IFPA : L’ancien directeur incarcéré à Antanimora pour corruption et favoritisme
Le Bureau Indépendant Anti-Corruption (BIANCO) informe avoir mis au jour de graves irrégularités au sein de l’Institut de Formation Professionnelle des Avocats (IFPA), établissement placé sous la tutelle du ministère de la Justice, à l’issue d’une enquête ouverte sur la base d’une dénonciation. Les faits concernent l’organisation des concours d’entrée et des examens du Certificat d’Aptitude à la Profession d’Avocat (CAPA) pour les promotions 17 et 18 (2024–2025).

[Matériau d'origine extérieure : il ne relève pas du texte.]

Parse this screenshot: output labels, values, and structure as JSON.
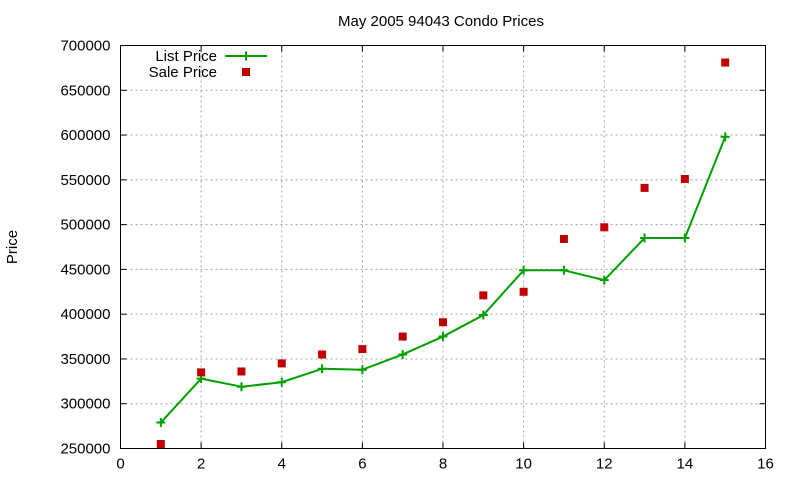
{
  "chart_data": {
    "type": "line",
    "title": "May 2005 94043 Condo Prices",
    "xlabel": "",
    "ylabel": "Price",
    "xlim": [
      0,
      16
    ],
    "ylim": [
      250000,
      700000
    ],
    "x_ticks": [
      0,
      2,
      4,
      6,
      8,
      10,
      12,
      14,
      16
    ],
    "y_ticks": [
      250000,
      300000,
      350000,
      400000,
      450000,
      500000,
      550000,
      600000,
      650000,
      700000
    ],
    "x_tick_labels": [
      "0",
      "2",
      "4",
      "6",
      "8",
      "10",
      "12",
      "14",
      "16"
    ],
    "y_tick_labels": [
      "250000",
      "300000",
      "350000",
      "400000",
      "450000",
      "500000",
      "550000",
      "600000",
      "650000",
      "700000"
    ],
    "grid": true,
    "legend_position": "top-left",
    "series": [
      {
        "name": "List Price",
        "style": "linespoints",
        "marker": "plus",
        "color": "#00a000",
        "x": [
          1,
          2,
          3,
          4,
          5,
          6,
          7,
          8,
          9,
          10,
          11,
          12,
          13,
          14,
          15
        ],
        "y": [
          279000,
          328000,
          319000,
          324000,
          339000,
          338000,
          355000,
          375000,
          399000,
          449000,
          449000,
          438000,
          485000,
          485000,
          598000
        ]
      },
      {
        "name": "Sale Price",
        "style": "points",
        "marker": "square",
        "color": "#c00000",
        "x": [
          1,
          2,
          3,
          4,
          5,
          6,
          7,
          8,
          9,
          10,
          11,
          12,
          13,
          14,
          15
        ],
        "y": [
          255000,
          335000,
          336000,
          345000,
          355000,
          361000,
          375000,
          391000,
          421000,
          425000,
          484000,
          497000,
          541000,
          551000,
          681000
        ]
      }
    ]
  }
}
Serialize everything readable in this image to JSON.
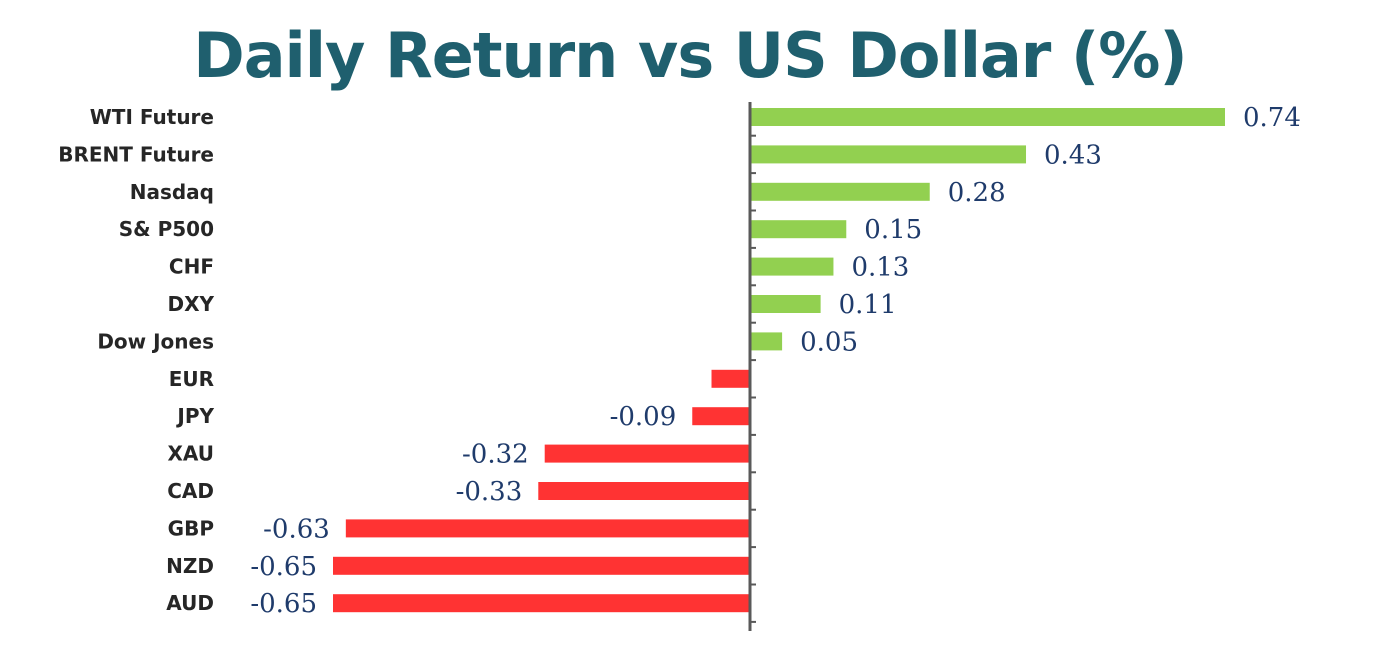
{
  "chart_data": {
    "type": "bar",
    "orientation": "horizontal",
    "title": "Daily Return vs US Dollar (%)",
    "categories": [
      "WTI Future",
      "BRENT Future",
      "Nasdaq",
      "S& P500",
      "CHF",
      "DXY",
      "Dow Jones",
      "EUR",
      "JPY",
      "XAU",
      "CAD",
      "GBP",
      "NZD",
      "AUD"
    ],
    "values": [
      0.74,
      0.43,
      0.28,
      0.15,
      0.13,
      0.11,
      0.05,
      -0.06,
      -0.09,
      -0.32,
      -0.33,
      -0.63,
      -0.65,
      -0.65
    ],
    "data_labels": [
      "0.74",
      "0.43",
      "0.28",
      "0.15",
      "0.13",
      "0.11",
      "0.05",
      "",
      "-0.09",
      "-0.32",
      "-0.33",
      "-0.63",
      "-0.65",
      "-0.65"
    ],
    "xlim": [
      -0.65,
      0.74
    ],
    "grid": false,
    "colors": {
      "positive": "#92d050",
      "negative": "#ff3333",
      "title": "#1f5f6e",
      "axis": "#595959",
      "value_label": "#1f3b6b",
      "category_label": "#262626"
    }
  }
}
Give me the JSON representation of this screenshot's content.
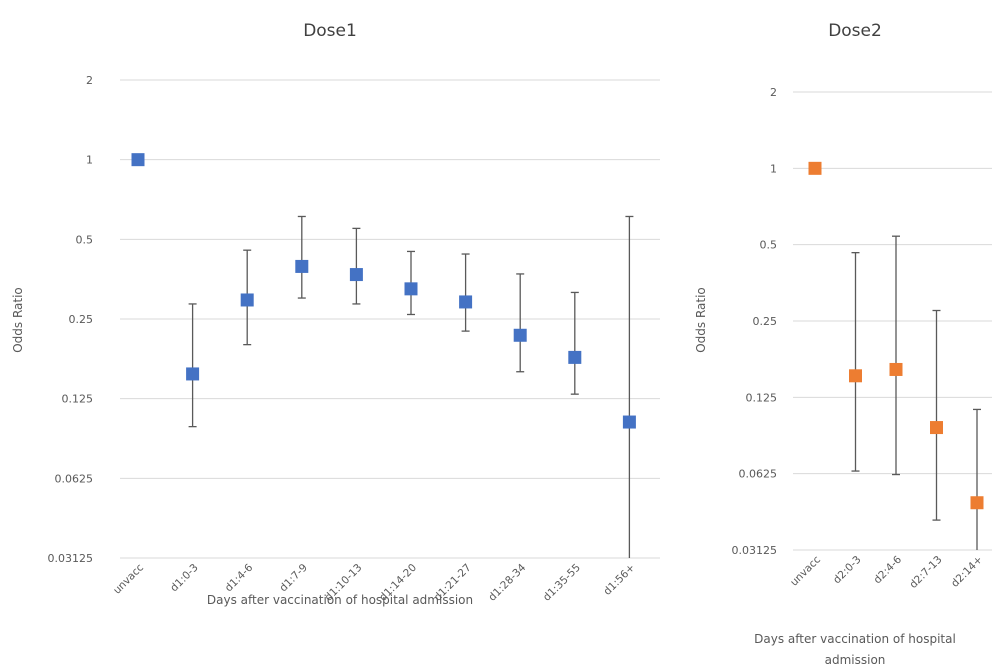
{
  "chart_data": [
    {
      "type": "scatter",
      "title": "Dose1",
      "xlabel": "Days after vaccination of hospital admission",
      "ylabel": "Odds Ratio",
      "yscale": "log2",
      "ylim": [
        0.03125,
        2
      ],
      "yticks": [
        "2",
        "1",
        "0.5",
        "0.25",
        "0.125",
        "0.0625",
        "0.03125"
      ],
      "grid": true,
      "marker_color": "#4472c4",
      "categories": [
        "unvacc",
        "d1:0-3",
        "d1:4-6",
        "d1:7-9",
        "d1:10-13",
        "d1:14-20",
        "d1:21-27",
        "d1:28-34",
        "d1:35-55",
        "d1:56+"
      ],
      "values": [
        1.0,
        0.155,
        0.295,
        0.395,
        0.368,
        0.325,
        0.29,
        0.217,
        0.179,
        0.102
      ],
      "lower": [
        null,
        0.098,
        0.2,
        0.3,
        0.285,
        0.26,
        0.225,
        0.158,
        0.13,
        0.03125
      ],
      "upper": [
        null,
        0.285,
        0.455,
        0.61,
        0.55,
        0.45,
        0.44,
        0.37,
        0.315,
        0.61
      ]
    },
    {
      "type": "scatter",
      "title": "Dose2",
      "xlabel": "Days after vaccination of hospital admission",
      "ylabel": "Odds Ratio",
      "yscale": "log2",
      "ylim": [
        0.03125,
        2
      ],
      "yticks": [
        "2",
        "1",
        "0.5",
        "0.25",
        "0.125",
        "0.0625",
        "0.03125"
      ],
      "grid": true,
      "marker_color": "#ed7d31",
      "categories": [
        "unvacc",
        "d2:0-3",
        "d2:4-6",
        "d2:7-13",
        "d2:14+"
      ],
      "values": [
        1.0,
        0.152,
        0.161,
        0.095,
        0.048
      ],
      "lower": [
        null,
        0.064,
        0.062,
        0.041,
        0.03125
      ],
      "upper": [
        null,
        0.465,
        0.54,
        0.275,
        0.112
      ]
    }
  ]
}
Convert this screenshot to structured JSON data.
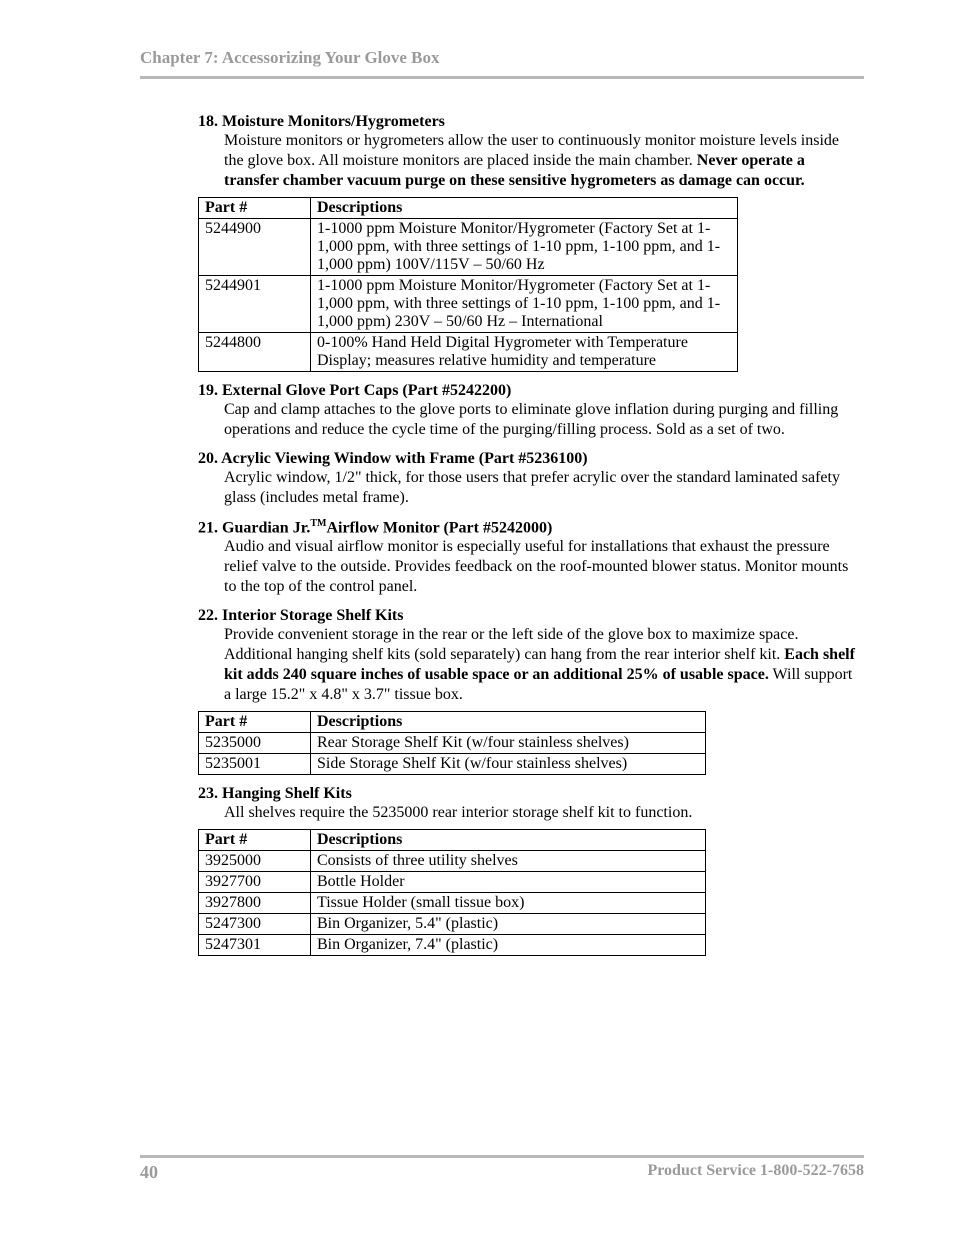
{
  "header": {
    "title": "Chapter 7: Accessorizing Your Glove Box"
  },
  "items": [
    {
      "num": "18.",
      "title": "Moisture Monitors/Hygrometers",
      "body_parts": [
        {
          "text": "Moisture monitors or hygrometers allow the user to continuously monitor moisture levels inside the glove box.  All moisture monitors are placed inside the main chamber.  ",
          "bold": false
        },
        {
          "text": "Never operate a transfer chamber vacuum purge on these sensitive hygrometers as damage can occur.",
          "bold": true
        }
      ],
      "table": {
        "class": "t1",
        "headers": [
          "Part #",
          "Descriptions"
        ],
        "rows": [
          [
            "5244900",
            "1-1000 ppm Moisture Monitor/Hygrometer (Factory Set at 1-1,000 ppm, with three settings of 1-10 ppm, 1-100 ppm, and 1-1,000 ppm) 100V/115V – 50/60 Hz"
          ],
          [
            "5244901",
            "1-1000 ppm Moisture Monitor/Hygrometer (Factory Set at 1-1,000 ppm, with three settings of 1-10 ppm, 1-100 ppm, and 1-1,000 ppm) 230V – 50/60 Hz – International"
          ],
          [
            "5244800",
            "0-100% Hand Held Digital Hygrometer with Temperature Display; measures relative humidity and temperature"
          ]
        ]
      }
    },
    {
      "num": "19.",
      "title": "External Glove Port Caps (Part #5242200)",
      "body_parts": [
        {
          "text": "Cap and clamp attaches to the glove ports to eliminate glove inflation during purging and filling operations and reduce the cycle time of the purging/filling process.  Sold as a set of two.",
          "bold": false
        }
      ]
    },
    {
      "num": "20.",
      "title": "Acrylic Viewing Window with Frame (Part #5236100)",
      "body_parts": [
        {
          "text": "Acrylic window, 1/2\" thick, for those users that prefer acrylic over the standard laminated safety glass (includes metal frame).",
          "bold": false
        }
      ]
    },
    {
      "num": "21.",
      "title_parts": [
        {
          "text": "Guardian Jr."
        },
        {
          "text": "TM",
          "sup": true
        },
        {
          "text": "Airflow Monitor (Part #5242000)"
        }
      ],
      "body_parts": [
        {
          "text": "Audio and visual airflow monitor is especially useful for installations that exhaust the pressure relief valve to the outside.  Provides feedback on the roof-mounted blower status.  Monitor mounts to the top of the control panel.",
          "bold": false
        }
      ]
    },
    {
      "num": "22.",
      "title": "Interior Storage Shelf Kits",
      "body_parts": [
        {
          "text": "Provide convenient storage in the rear or the left side of the glove box to maximize space.  Additional hanging shelf kits (sold separately) can hang from the rear interior shelf kit.  ",
          "bold": false
        },
        {
          "text": "Each shelf kit adds 240 square inches of usable space or an additional 25% of usable space.",
          "bold": true
        },
        {
          "text": "  Will support a large 15.2\" x 4.8\" x 3.7\" tissue box.",
          "bold": false
        }
      ],
      "table": {
        "class": "t2",
        "headers": [
          "Part #",
          "Descriptions"
        ],
        "rows": [
          [
            "5235000",
            "Rear Storage Shelf Kit (w/four stainless shelves)"
          ],
          [
            "5235001",
            "Side Storage Shelf Kit (w/four stainless shelves)"
          ]
        ]
      }
    },
    {
      "num": "23.",
      "title": "Hanging Shelf Kits",
      "body_parts": [
        {
          "text": "All shelves require the 5235000 rear interior storage shelf kit to function.",
          "bold": false
        }
      ],
      "table": {
        "class": "t3",
        "headers": [
          "Part #",
          "Descriptions"
        ],
        "rows": [
          [
            "3925000",
            "Consists of three utility shelves"
          ],
          [
            "3927700",
            "Bottle Holder"
          ],
          [
            "3927800",
            "Tissue Holder (small tissue box)"
          ],
          [
            "5247300",
            "Bin Organizer, 5.4\" (plastic)"
          ],
          [
            "5247301",
            "Bin Organizer, 7.4\" (plastic)"
          ]
        ]
      }
    }
  ],
  "footer": {
    "page": "40",
    "service": "Product Service 1-800-522-7658"
  }
}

Les investigations menées ont permis de mettre en évidence plusieurs manquements graves aux règles régissant l’accès à la profession d’avocat, notamment l’admission frauduleuse d’un candidat âgé de 19 ans, en violation de l’âge minimum requis de 21 ans ; l’organisation d’épreuves clandestines en dehors du calendrier officiel, dont les résultats ont été intégrés aux notes finales ; la sollicitation d’une somme de 7 000 000 ariary en contrepartie d’une admission ; la suppression volontaire de données numériques dans le but d’entraver les investigations et des pratiques de favoritisme au profit de candidats liés à certains milieux professionnels. Ces agissements traduisent des atteintes graves aux principes de transparence, d’égalité des chances et de mérite qui doivent régir l’accès à la profession d’avocat. Au regard des éléments recueillis, les faits sont susceptibles de constituer des infractions d’abus de fonction, de favoritisme et de corruption passive, prévues et réprimées par les textes en vigueur en matière de lutte contre la corruption.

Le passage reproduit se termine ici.